The paramount feature of a functioning democracy is that it has an effective system of checks and balances in place. This system ensures that government and public institutions are held accountable for decisions that they take and for the consequences of these decisions. In principle these must be in the national interest.
However, as governments come and go, we seem to see the same pattern persist, despite the electoral promises for remedial changes and doing things differently. The renewed pledges for the safeguarding of the public interest, transparency, meritocracy and competence soon give way to the old habits of anointing cronies, relatives, political sponsors and agents and so on. Raising of voices through the media and other forums soon seems to peter out as the government forges on regardless.

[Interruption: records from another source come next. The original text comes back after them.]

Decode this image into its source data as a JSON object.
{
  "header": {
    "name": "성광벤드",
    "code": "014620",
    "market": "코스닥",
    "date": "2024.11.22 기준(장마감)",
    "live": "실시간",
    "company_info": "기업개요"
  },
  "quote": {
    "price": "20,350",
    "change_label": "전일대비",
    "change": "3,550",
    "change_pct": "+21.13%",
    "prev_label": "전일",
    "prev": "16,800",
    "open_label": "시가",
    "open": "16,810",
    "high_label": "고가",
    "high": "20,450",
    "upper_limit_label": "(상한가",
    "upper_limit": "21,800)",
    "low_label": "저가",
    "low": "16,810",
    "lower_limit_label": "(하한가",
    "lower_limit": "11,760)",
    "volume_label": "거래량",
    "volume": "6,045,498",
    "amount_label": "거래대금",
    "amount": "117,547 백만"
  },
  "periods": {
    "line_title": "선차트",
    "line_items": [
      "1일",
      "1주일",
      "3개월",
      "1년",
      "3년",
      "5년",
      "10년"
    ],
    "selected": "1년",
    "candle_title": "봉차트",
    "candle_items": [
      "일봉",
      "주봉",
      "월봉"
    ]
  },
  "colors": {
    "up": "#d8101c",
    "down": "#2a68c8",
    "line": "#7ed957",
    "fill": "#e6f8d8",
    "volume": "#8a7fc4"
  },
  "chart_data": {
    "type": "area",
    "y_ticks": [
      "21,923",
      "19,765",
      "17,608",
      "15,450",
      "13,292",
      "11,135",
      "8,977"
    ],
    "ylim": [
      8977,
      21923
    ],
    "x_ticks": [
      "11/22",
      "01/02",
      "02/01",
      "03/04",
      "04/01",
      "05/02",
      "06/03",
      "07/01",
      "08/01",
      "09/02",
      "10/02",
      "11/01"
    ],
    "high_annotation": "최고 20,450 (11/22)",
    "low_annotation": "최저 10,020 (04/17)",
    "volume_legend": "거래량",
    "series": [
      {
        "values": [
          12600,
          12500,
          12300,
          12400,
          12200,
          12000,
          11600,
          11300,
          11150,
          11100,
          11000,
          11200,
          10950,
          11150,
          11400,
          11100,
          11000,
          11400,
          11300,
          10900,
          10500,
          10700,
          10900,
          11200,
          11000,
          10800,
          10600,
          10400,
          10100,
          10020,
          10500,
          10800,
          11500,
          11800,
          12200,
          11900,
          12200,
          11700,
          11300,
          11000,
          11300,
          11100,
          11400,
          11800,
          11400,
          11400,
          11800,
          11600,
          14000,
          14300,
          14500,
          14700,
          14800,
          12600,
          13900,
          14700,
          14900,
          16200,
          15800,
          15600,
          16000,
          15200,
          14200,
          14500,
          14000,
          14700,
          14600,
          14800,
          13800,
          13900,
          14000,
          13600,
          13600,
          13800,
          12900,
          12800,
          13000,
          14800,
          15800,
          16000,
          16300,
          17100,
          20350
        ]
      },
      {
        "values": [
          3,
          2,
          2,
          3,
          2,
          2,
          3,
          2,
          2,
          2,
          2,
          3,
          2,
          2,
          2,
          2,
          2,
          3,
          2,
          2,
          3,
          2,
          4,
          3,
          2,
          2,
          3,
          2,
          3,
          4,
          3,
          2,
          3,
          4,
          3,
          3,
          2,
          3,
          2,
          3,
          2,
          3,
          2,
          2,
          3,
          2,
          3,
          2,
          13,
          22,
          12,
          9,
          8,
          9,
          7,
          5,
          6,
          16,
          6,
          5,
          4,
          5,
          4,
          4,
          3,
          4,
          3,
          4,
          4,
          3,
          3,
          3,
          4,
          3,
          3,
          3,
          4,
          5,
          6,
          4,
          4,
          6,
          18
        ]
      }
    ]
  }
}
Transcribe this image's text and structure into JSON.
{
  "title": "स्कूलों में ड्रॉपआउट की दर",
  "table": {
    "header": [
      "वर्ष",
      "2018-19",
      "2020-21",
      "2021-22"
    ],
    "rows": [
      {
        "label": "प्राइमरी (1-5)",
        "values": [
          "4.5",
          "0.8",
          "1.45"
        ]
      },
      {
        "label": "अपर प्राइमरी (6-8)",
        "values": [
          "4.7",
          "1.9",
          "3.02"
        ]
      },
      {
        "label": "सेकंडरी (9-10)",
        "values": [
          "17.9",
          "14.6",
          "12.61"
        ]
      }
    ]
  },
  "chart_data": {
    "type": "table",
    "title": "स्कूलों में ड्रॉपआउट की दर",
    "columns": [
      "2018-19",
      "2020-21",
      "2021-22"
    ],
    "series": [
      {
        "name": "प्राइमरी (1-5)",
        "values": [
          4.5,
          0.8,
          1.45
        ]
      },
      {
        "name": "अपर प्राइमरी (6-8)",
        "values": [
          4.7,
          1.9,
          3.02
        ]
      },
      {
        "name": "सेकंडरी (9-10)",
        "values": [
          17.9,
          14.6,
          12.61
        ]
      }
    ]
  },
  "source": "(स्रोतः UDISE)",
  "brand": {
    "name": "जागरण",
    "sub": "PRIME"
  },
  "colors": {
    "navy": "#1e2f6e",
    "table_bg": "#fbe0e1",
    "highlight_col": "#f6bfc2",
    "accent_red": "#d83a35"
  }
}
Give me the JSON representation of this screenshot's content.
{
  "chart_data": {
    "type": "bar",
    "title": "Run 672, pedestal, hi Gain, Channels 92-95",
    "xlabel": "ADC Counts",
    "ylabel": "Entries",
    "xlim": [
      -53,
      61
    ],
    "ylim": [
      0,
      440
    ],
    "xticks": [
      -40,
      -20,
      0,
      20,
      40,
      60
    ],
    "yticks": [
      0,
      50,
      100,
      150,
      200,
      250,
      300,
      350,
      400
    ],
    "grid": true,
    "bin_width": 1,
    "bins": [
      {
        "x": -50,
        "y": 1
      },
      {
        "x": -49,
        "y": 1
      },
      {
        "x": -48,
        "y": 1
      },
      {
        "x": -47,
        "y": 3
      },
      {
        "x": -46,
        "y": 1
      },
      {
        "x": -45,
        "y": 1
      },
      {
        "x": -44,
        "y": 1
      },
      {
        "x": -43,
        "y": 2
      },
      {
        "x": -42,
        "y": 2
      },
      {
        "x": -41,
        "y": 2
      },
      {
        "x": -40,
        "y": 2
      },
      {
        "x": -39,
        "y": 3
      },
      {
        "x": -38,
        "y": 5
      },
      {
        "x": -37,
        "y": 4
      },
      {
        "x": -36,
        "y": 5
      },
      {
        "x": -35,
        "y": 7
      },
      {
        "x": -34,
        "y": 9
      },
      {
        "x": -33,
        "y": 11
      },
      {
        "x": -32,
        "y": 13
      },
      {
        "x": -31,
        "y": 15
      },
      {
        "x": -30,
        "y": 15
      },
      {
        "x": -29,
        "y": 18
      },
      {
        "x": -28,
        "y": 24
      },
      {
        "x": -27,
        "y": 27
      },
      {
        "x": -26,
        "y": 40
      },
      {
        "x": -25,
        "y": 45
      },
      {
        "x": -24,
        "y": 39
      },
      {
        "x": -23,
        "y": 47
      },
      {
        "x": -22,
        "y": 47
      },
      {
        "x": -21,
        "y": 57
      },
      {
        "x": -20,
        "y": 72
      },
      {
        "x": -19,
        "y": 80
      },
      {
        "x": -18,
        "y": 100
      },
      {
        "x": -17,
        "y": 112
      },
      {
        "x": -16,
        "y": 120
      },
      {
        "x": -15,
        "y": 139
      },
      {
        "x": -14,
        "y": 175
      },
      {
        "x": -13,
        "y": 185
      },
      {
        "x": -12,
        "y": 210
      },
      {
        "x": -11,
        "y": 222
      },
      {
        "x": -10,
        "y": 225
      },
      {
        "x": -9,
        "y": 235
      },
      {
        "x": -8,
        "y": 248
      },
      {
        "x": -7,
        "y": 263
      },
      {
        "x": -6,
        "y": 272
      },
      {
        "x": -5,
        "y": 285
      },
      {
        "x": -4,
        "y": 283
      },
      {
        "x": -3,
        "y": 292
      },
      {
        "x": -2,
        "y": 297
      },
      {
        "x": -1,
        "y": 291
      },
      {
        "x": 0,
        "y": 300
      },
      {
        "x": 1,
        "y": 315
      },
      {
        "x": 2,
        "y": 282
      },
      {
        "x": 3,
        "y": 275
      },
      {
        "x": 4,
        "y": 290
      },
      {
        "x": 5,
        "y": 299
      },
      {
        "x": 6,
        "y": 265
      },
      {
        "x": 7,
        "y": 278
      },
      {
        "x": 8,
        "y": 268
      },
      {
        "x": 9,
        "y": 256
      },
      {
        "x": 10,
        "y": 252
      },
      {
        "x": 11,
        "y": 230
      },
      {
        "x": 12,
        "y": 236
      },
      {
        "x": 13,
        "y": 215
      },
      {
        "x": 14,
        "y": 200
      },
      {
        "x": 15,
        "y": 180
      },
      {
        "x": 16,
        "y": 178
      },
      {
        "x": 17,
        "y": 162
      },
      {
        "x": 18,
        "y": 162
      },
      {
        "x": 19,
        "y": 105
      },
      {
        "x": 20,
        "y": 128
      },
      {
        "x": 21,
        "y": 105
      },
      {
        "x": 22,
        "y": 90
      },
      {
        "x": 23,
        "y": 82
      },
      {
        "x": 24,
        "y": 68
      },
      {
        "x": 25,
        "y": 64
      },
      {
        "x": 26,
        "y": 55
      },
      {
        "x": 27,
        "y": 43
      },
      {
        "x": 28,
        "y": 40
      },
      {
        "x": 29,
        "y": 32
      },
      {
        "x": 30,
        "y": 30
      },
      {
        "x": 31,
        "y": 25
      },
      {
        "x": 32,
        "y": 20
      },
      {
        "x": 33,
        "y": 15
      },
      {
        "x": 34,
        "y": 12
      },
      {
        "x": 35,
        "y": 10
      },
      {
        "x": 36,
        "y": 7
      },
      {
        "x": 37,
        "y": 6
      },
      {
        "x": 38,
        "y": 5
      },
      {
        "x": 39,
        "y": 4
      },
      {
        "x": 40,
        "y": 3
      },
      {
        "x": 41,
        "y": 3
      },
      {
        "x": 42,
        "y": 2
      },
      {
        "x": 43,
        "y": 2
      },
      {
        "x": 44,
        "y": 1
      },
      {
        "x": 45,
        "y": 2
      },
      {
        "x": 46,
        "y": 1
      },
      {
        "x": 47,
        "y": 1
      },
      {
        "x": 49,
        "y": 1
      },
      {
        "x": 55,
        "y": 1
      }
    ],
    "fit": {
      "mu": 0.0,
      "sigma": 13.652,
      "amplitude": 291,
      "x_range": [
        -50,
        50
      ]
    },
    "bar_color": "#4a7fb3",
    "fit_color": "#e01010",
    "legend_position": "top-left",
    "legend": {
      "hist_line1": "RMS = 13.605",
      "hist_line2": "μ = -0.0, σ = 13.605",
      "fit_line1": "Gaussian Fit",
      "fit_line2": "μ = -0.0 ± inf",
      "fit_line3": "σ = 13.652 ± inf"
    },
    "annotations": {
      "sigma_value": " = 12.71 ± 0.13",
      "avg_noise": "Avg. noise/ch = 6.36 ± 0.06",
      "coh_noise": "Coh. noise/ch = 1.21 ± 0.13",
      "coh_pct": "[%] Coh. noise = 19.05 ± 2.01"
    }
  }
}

The scenario seems to be repeating itself. What should we make out of the Political Financing Bill, tabled by Government for its First Reading in Parliament, last Tuesday? Besides the legitimate question as to why the Government should come at this late hour with this Bill, some six months before the National Assembly will stand dissolved, – and that too without any guarantee that it will be voted given the unlikelihood of it being able to raise a majority of three-quarters in the Assembly – begs the overriding question: how will the new provisions of the proposed legislation promote the public interest? With the Government having dropped the idea of political financing by the State what is proposed instead is the continuation and indeed the consolidation of private sector financing of political parties, the more so given that the Bill does not prescribe any limit to the donations of the private sector.
We have said it earlier that ‘it is not only in Mauritius that there is concern about the politics-big business/wealth nexus which allows the tweaking of polices and decisions to the highest bidder. It would be naïve to assume that private sector funding of political parties and individual politicians would be based on altruistic motives. Although it is always difficult to prove the link between the financing received and the favourable policy/administrative decisions taken in the context of the so-called “business-friendly” environment, the sheer scale of spending that we see during the local political campaigns point to the invisible presence of private donors placing heavy bets on their horses’.
In simple language, corruption remains the true basis of the terms of trade in political financing. This system helps politicians in weaving a web of unaccountability as regards the financing of their real campaign expenditures and the monies that they pocket for personal purposes. It has been argued that we can eliminate this scourge and the parasitical opportunists by legislating that all political campaign funding should be by the State. Spending limits would and should in that case be prescribed and scrupulously observed by each candidate at the risk of invalidation of results. That would necessarily mean auditing the accounts and public disclosure – and the stakeholders may not quite like going down this path. However, with State financing, one would like to think that the long-run costs to the public would be minimized as policies unrelated to the private interests of private companies can then be adopted.
Having spent nearly four and a half years with little results to show, the government seems to be prioritising the same game others have played in the past. So, we appear to be heading again to politics of old – not on the deeper issues with which the country should be really concerned.
What the Political Financing Bill in fact lays bare is what the people have long suspected: the State/Big Business nexus which would explain public policies that are skewed in favour of big business whether it’s in the energy or the sugar sector or in relation to property development and access to land, Smart Cities, etc…
The observation of a USA political analyst highlights the core problem succinctly: ‘As the saying goes, he who pays the piper calls the tune. With campaign donors and recipients, this is less a matter of classical quid pro quo corruption – the exchange of campaign dollars for votes – than it is the dependence of so many of our elected officials on these megadonations.
Elected officials are often reluctant to take positions that are at odds with the interests of their large donors, and what gets on – or stays off – the legislative agenda can be driven by donor concerns.
This tends to be more significant for issues that get little media attention – who gets a specific tax break or regulatory relief – than for hot-button concerns. But it inevitably shapes who benefits from government action, who is harmed and who is ignored’.
Unfortunately, the proposed Bill seems to go counter to the desirable objective of reducing the influence of big money in the making of policies and decisions. It definitely needs to be debated in much more depth and detail before any final decision is taken, since in its present form it will only allow the prevailing arrangements to be perpetuated.